The upcoming state visit of President Lee Jae-myung to China (scheduled for Jan 4–7, 2026)  underscores the importance of recalibrating the relationship. As political ties thaw, there is an opportunity to rebuild industrial cooperation on a more “updated” basis reflecting new realities . South Korea could seek understandings with China on supply chain stability (so that each side doesn’t strangle the other) and perhaps joint standardization efforts in things like green tech where both have a stake.
In conclusion, China’s remarkable catch-up in semiconductors, EVs, batteries, robotics, and autonomous tech represents a paradigm shift for South Korea’s economic strategy. The data and expert analysis strongly suggest that China’s rise is not a temporary surge but a sustained trajectory backed by strategic intent. South Korea faces the challenge of responding to a peer (or superior) competitor in areas where it once led. Adapting to this will require frank recognition of the situation – as one professor noted, China came up “too fast, leaving us with no easy answers”  – and a comprehensive strategy combining innovation, collaboration, and targeted decoupling in sensitive niches. With smart policies, Korea can still carve out a strong role in the new high-tech order; but the era of resting on past laurels is over. The race will only intensify as China continues to push the frontiers of advanced industry at breakneck speed. South Korea’s task is to run faster in the areas it can win, and to find ways to partner or differentiate in the areas it cannot. Only with such an agile and nuanced approach can Korea ensure its economic security and technological relevance in the face of China’s ascent.
Sources: The analysis above is based on the Korean Industrial Research Institute’s report findings as reported by Hankyoreh   and NewDaily  , as well as supporting data from industry sources and global research.
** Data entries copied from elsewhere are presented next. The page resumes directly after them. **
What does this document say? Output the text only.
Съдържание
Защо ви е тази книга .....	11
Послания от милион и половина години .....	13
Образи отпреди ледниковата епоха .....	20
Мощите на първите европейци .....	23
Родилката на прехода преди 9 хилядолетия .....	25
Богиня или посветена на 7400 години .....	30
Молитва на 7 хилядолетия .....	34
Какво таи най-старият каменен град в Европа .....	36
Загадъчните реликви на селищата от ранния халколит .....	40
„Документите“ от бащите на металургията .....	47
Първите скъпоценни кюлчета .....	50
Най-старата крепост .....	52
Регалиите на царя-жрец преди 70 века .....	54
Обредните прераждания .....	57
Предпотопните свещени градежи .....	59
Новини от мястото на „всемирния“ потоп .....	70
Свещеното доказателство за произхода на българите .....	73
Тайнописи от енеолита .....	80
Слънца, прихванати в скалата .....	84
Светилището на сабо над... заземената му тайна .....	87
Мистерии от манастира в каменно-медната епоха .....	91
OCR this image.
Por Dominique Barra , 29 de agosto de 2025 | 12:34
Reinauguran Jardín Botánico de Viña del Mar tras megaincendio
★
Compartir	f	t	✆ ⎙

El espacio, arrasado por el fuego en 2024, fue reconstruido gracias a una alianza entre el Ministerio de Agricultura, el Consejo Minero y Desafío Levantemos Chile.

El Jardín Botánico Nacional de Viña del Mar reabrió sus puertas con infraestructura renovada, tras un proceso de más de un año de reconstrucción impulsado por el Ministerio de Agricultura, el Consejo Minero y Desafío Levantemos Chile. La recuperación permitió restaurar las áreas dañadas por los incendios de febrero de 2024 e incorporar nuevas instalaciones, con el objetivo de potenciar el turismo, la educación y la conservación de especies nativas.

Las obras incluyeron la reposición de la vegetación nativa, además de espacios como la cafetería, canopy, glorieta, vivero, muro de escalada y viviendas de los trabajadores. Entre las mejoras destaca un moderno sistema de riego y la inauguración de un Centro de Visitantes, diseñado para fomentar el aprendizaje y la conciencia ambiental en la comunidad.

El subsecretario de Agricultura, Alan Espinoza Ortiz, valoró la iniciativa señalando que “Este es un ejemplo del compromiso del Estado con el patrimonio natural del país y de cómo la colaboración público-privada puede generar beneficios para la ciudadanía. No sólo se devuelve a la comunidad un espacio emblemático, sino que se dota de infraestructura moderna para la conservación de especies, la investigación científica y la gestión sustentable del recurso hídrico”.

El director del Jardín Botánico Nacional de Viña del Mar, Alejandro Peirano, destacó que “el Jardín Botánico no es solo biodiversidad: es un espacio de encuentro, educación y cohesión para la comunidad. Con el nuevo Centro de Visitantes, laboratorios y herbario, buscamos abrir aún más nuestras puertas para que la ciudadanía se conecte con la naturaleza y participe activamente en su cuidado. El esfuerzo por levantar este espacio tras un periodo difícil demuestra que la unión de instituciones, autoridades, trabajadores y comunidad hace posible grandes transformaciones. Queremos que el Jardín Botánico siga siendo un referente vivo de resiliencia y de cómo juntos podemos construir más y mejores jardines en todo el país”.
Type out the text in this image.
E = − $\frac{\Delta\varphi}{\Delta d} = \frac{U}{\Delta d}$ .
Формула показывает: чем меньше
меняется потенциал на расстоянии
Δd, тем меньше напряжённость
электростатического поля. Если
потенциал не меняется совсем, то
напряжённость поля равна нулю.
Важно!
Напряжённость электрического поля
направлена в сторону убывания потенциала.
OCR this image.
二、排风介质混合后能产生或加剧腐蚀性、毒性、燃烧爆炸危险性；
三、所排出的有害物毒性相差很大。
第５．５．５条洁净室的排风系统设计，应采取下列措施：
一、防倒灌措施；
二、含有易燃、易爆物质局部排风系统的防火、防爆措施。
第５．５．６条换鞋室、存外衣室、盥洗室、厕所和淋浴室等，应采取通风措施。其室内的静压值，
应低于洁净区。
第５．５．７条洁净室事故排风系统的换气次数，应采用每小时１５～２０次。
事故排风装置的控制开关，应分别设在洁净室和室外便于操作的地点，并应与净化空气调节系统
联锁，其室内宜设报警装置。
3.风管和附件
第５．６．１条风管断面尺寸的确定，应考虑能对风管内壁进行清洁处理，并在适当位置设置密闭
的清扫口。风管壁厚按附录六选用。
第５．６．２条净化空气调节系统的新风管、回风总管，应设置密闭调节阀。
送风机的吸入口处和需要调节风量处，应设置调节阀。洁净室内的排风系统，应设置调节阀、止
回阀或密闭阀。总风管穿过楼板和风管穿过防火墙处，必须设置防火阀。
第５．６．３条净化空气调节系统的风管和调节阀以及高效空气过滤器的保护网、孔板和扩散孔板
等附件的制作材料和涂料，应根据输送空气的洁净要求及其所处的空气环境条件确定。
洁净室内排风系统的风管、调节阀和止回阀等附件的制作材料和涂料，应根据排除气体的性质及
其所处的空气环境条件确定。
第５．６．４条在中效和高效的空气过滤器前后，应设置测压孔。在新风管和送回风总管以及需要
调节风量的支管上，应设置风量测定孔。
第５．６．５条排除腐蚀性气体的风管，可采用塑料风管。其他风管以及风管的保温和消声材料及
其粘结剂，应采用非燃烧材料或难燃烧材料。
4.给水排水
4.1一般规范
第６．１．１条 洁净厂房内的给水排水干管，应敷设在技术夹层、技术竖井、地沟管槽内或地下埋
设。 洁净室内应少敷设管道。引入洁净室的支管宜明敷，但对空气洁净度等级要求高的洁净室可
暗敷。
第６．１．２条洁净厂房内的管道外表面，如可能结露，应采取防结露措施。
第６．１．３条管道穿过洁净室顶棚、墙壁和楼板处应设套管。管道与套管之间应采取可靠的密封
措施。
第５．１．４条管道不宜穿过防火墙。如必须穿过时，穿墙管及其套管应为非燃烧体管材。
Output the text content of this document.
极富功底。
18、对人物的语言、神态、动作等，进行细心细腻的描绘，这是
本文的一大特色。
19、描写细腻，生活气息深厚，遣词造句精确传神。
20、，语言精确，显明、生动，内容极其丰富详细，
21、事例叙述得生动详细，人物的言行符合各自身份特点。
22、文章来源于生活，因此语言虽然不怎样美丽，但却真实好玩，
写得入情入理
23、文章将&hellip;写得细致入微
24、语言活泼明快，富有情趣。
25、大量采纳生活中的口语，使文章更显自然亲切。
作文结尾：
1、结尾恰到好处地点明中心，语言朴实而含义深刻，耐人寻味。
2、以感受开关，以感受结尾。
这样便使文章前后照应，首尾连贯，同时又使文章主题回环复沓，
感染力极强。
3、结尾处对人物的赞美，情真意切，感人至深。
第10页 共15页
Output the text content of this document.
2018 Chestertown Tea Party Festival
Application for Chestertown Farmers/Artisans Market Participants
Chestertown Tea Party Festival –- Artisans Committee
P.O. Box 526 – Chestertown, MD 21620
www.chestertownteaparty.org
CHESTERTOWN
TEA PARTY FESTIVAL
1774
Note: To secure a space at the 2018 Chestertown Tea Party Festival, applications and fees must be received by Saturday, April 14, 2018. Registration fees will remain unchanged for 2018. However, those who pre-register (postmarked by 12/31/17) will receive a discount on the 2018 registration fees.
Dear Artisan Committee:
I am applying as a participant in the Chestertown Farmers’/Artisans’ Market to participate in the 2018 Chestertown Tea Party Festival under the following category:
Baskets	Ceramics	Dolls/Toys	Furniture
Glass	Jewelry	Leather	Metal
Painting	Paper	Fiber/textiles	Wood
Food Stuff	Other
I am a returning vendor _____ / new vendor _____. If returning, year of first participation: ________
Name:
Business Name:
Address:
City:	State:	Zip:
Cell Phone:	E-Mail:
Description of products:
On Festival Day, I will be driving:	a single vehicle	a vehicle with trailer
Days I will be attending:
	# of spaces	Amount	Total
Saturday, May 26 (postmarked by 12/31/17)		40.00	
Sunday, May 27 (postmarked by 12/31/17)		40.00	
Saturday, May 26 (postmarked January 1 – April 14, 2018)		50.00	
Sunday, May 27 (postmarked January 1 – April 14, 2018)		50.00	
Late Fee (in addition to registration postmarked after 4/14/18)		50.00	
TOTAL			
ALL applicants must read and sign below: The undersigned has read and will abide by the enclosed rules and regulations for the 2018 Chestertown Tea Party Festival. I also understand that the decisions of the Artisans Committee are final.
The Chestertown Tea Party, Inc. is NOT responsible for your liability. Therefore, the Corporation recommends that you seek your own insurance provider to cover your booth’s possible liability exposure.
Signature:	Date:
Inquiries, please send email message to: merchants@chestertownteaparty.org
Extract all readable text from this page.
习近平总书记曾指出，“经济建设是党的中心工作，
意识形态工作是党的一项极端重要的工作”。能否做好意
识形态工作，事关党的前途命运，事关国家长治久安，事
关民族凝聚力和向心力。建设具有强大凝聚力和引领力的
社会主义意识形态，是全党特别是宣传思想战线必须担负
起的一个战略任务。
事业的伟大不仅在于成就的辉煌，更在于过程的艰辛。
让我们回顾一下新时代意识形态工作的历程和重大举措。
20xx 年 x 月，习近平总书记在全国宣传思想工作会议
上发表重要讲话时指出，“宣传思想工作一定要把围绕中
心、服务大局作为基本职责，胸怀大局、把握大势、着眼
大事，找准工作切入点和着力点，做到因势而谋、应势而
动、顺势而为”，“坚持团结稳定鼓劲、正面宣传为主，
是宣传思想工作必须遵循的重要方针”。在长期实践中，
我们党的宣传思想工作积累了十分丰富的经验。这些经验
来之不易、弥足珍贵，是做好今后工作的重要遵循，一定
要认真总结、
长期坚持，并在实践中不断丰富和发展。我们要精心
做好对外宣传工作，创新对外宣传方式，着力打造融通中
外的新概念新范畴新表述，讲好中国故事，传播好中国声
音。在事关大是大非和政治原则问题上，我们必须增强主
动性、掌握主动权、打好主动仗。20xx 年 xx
Key references include Bloomberg’s coverage of Xi Jinping’s address highlighting China’s AI and chip breakthroughs , International Federation of Robotics statistics on robot deployment , International Energy Agency data on global EV sales , and SNE Research data on EV battery market share  , among others. These sources collectively reinforce the picture of China’s rapidly growing innovative capacity and its implications for South Korea and the world.